Young cowboys and cowgirls find new friends
while they test their skills and earn cash prizes
at Hallsville’s Heritage Days Little Britches Rodeo
Monday, June 27, 2005 | 12:00 a.m. CDT; updated 3:41 a.m. CDT, Saturday, July 19, 2008

How can you be a cowboy without a horse? Cole Sheetz knows. He’s ready to prove it with a list of ways that he counts off on his fingers.

“I’ve got a pistol, a belt buckle, cowboy boots and a cowboy hat,” he says and pauses for a second to think.

“I’ve also got cowboy friends,” he adds, “and I’m one handsome guy.”

Cole, 5, and his younger brother Dylan, 3, find no shame in being cowboys who travel on two feet instead of four hooves. After all, they have Quincy and Quincy, a pair of hobby horses, to gallop around on.

“I named mine Quincy first,” Cole explains. “He was such a good horse that Dylan named his horse Quincy, too.”

Cole, Dylan and about 30 other horseless cowboys and cowgirls, all age 5 and younger, took part in the Little Britches Rodeo earlier this month during Hallsville’s Heritage Days.

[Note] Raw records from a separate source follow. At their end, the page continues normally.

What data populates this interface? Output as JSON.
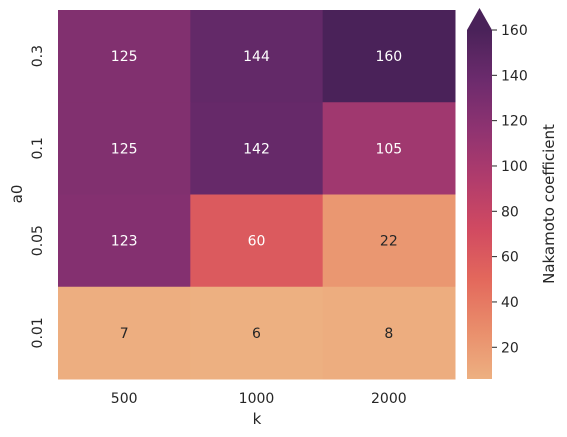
{
  "chart_data": {
    "type": "heatmap",
    "x_categories": [
      "500",
      "1000",
      "2000"
    ],
    "y_categories": [
      "0.3",
      "0.1",
      "0.05",
      "0.01"
    ],
    "values": [
      [
        125,
        144,
        160
      ],
      [
        125,
        142,
        105
      ],
      [
        123,
        60,
        22
      ],
      [
        7,
        6,
        8
      ]
    ],
    "xlabel": "k",
    "ylabel": "a0",
    "colorbar": {
      "label": "Nakamoto coefficient",
      "min": 6,
      "max": 160,
      "ticks": [
        20,
        40,
        60,
        80,
        100,
        120,
        140,
        160
      ],
      "extend": "max",
      "colormap": "flare",
      "stops": [
        "#edb081",
        "#e98d6b",
        "#e3685c",
        "#d14a61",
        "#b13c6c",
        "#8f3371",
        "#6c2b6d",
        "#4a2259"
      ]
    }
  }
}
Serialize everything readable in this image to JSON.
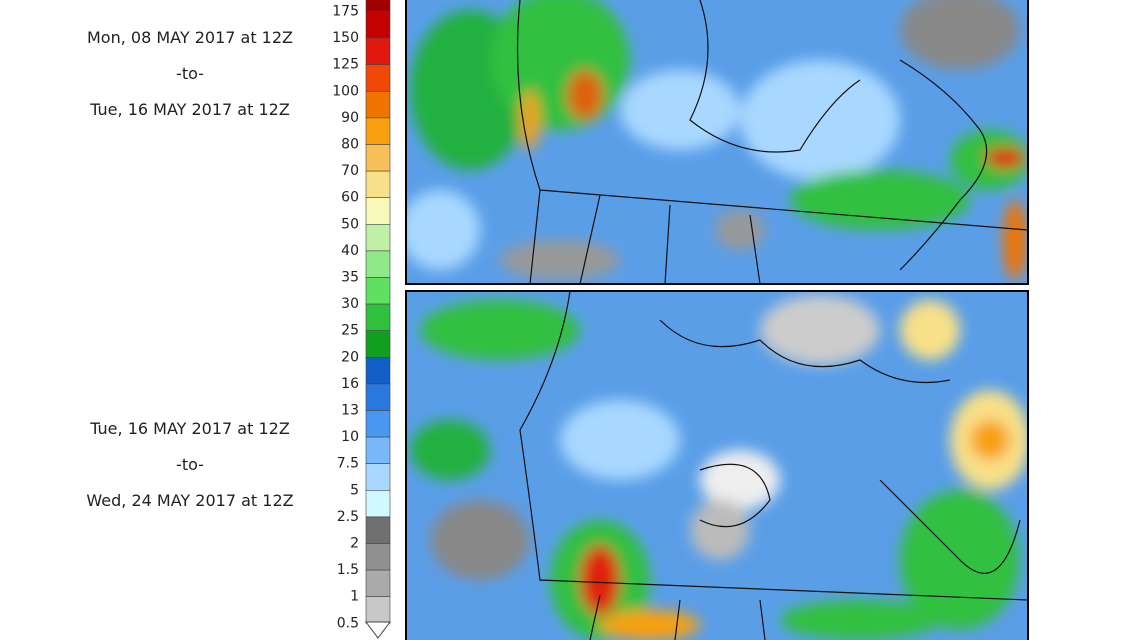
{
  "periods": [
    {
      "start": "Mon, 08 MAY 2017 at 12Z",
      "separator": "-to-",
      "end": "Tue, 16 MAY 2017 at 12Z"
    },
    {
      "start": "Tue, 16 MAY 2017 at 12Z",
      "separator": "-to-",
      "end": "Wed, 24 MAY 2017 at 12Z"
    }
  ],
  "legend": {
    "items": [
      {
        "label": "175",
        "color": "#a00000"
      },
      {
        "label": "150",
        "color": "#c40000"
      },
      {
        "label": "125",
        "color": "#e01810"
      },
      {
        "label": "100",
        "color": "#f04808"
      },
      {
        "label": "90",
        "color": "#f07400"
      },
      {
        "label": "80",
        "color": "#f8a010"
      },
      {
        "label": "70",
        "color": "#f8c058"
      },
      {
        "label": "60",
        "color": "#f8e088"
      },
      {
        "label": "50",
        "color": "#f8f8b8"
      },
      {
        "label": "40",
        "color": "#c0f0a8"
      },
      {
        "label": "35",
        "color": "#90e888"
      },
      {
        "label": "30",
        "color": "#60e060"
      },
      {
        "label": "25",
        "color": "#30c040"
      },
      {
        "label": "20",
        "color": "#10a020"
      },
      {
        "label": "16",
        "color": "#1060c8"
      },
      {
        "label": "13",
        "color": "#2878e0"
      },
      {
        "label": "10",
        "color": "#4898f0"
      },
      {
        "label": "7.5",
        "color": "#78b8f8"
      },
      {
        "label": "5",
        "color": "#a8d8ff"
      },
      {
        "label": "2.5",
        "color": "#d0f8ff"
      },
      {
        "label": "2",
        "color": "#707070"
      },
      {
        "label": "1.5",
        "color": "#909090"
      },
      {
        "label": "1",
        "color": "#aaaaaa"
      },
      {
        "label": "0.5",
        "color": "#c8c8c8"
      }
    ]
  }
}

The competition featured standard rodeo events like barrel racing and calf roping, which used hobby horses and straw bales fitted with plastic calf heads instead of live animals. There were also nontraditional events such as interviews with judges and a best-dressed cowboy and cowgirl competition.

[photo]

Tyler Reinerd, 4, throws his lasso at a target made from a plastic cow head and a straw bale during the calf roping competition. (JASON JOHNS / Missourian)

Just like grown-up rodeos, the Little Britches participants competed for trophies and cash prizes. And just like grown-up cowboys, little ones like Cole know rodeos can be more about the friendships than the prize money.

During the calf roping competition, Cole cheers on other contestants, yelling, “Give it your best shot. We all can win.”

Then, he walks up to introduce himself to a fellow cowboy he’s never met.

“You’re my friend, you know. You’re my new friend,” he says to Tyler Reinerd, 4, patting him on the shoulder. “What’s your name, anyway?”